Georgia School District Canceled an Author’s Batman Talks After He Said ‘Gay’
The principal of a Georgia elementary school apologized to parents last week after a guest author who was discussing his research into a co-creator of Batman told a group of fifth graders that the co-creator’s son was gay.
The author, Marc Tyler Nobleman, said the principals of two other elementary schools in the district where he was speaking had asked him to stick to “appropriate” material and omit that detail of his research. When he refused, his remaining presentations were canceled.
Mr. Nobleman is the author of “Bill the Boy Wonder: The Secret Co-Creator of Batman,” a biography that champions the role the comic book writer Bill Finger played in the creation of the superhero, for which the cartoonist Bob Kane long received sole credit.
Mr. Nobleman was invited to the Forsyth County school district north of Atlanta last week to tell students how his research had helped reveal and win acknowledgment for Mr. Finger’s contributions to the development of Batman, which included the character’s instantly recognizable pointy-eared cowl and names like “Bruce Wayne” and “Gotham City.”

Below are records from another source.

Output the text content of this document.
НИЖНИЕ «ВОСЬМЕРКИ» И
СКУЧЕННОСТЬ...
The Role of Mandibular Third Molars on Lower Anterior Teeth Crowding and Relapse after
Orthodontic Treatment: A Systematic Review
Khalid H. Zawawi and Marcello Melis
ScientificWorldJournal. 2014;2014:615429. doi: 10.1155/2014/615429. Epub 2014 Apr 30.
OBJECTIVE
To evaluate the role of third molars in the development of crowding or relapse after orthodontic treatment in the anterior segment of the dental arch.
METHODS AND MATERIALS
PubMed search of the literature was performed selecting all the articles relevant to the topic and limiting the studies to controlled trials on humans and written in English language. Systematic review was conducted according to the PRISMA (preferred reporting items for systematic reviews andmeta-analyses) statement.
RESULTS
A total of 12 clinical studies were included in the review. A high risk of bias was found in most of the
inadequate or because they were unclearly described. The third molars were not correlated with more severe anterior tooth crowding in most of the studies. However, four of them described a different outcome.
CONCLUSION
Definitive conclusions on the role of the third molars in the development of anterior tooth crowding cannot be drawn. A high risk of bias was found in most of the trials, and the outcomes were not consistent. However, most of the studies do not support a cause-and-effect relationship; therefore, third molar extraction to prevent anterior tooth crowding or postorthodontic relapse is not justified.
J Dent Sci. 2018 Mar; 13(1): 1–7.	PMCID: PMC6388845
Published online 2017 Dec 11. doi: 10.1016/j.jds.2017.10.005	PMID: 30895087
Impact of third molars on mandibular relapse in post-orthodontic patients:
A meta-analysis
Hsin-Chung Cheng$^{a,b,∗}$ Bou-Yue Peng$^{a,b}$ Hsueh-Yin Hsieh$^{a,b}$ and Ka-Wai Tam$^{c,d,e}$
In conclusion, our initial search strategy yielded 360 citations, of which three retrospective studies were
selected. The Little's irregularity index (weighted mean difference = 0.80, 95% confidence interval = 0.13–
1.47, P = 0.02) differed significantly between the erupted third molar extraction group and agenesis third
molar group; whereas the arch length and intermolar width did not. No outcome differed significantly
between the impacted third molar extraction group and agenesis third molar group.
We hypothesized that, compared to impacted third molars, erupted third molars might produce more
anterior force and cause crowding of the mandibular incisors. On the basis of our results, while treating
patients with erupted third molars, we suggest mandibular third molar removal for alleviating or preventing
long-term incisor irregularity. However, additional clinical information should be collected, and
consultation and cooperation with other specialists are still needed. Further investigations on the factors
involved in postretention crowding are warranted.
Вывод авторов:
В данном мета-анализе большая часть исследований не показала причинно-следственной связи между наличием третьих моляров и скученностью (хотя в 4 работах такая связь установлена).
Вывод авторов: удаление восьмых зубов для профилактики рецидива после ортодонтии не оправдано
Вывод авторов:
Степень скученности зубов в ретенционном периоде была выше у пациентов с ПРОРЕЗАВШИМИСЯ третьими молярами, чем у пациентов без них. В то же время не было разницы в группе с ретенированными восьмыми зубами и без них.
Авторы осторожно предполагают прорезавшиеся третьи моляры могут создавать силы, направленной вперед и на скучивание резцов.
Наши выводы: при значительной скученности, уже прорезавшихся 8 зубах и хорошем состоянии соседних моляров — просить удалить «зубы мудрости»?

Mr. Nobleman said he notes in his presentations to students that Mr. Finger’s only child, Fred, was gay because the fact played a key role in Mr. Finger’s legacy. After he died, nearly penniless, in 1974, many fans believed that securing an official credit for his work on Batman for Mr. Finger would be impossible without a living heir, Mr. Nobleman said. Some had assumed, he added, that no heir existed, because Fred was gay, and died in 1992.
But in the course of Mr. Nobleman’s research, he discovered that Fred Finger did, in fact, have a daughter, Athena Finger. She helped secure an official credit for her grandfather as a creator of Batman from DC Entertainment, in 2015.
Mr. Nobleman said that after he had mentioned that Fred was gay during his first talk to fifth-grade students at Sharon Elementary School on Aug. 21, the school’s principal passed him a note during his second presentation, asking him to “only share the appropriate parts of the story.”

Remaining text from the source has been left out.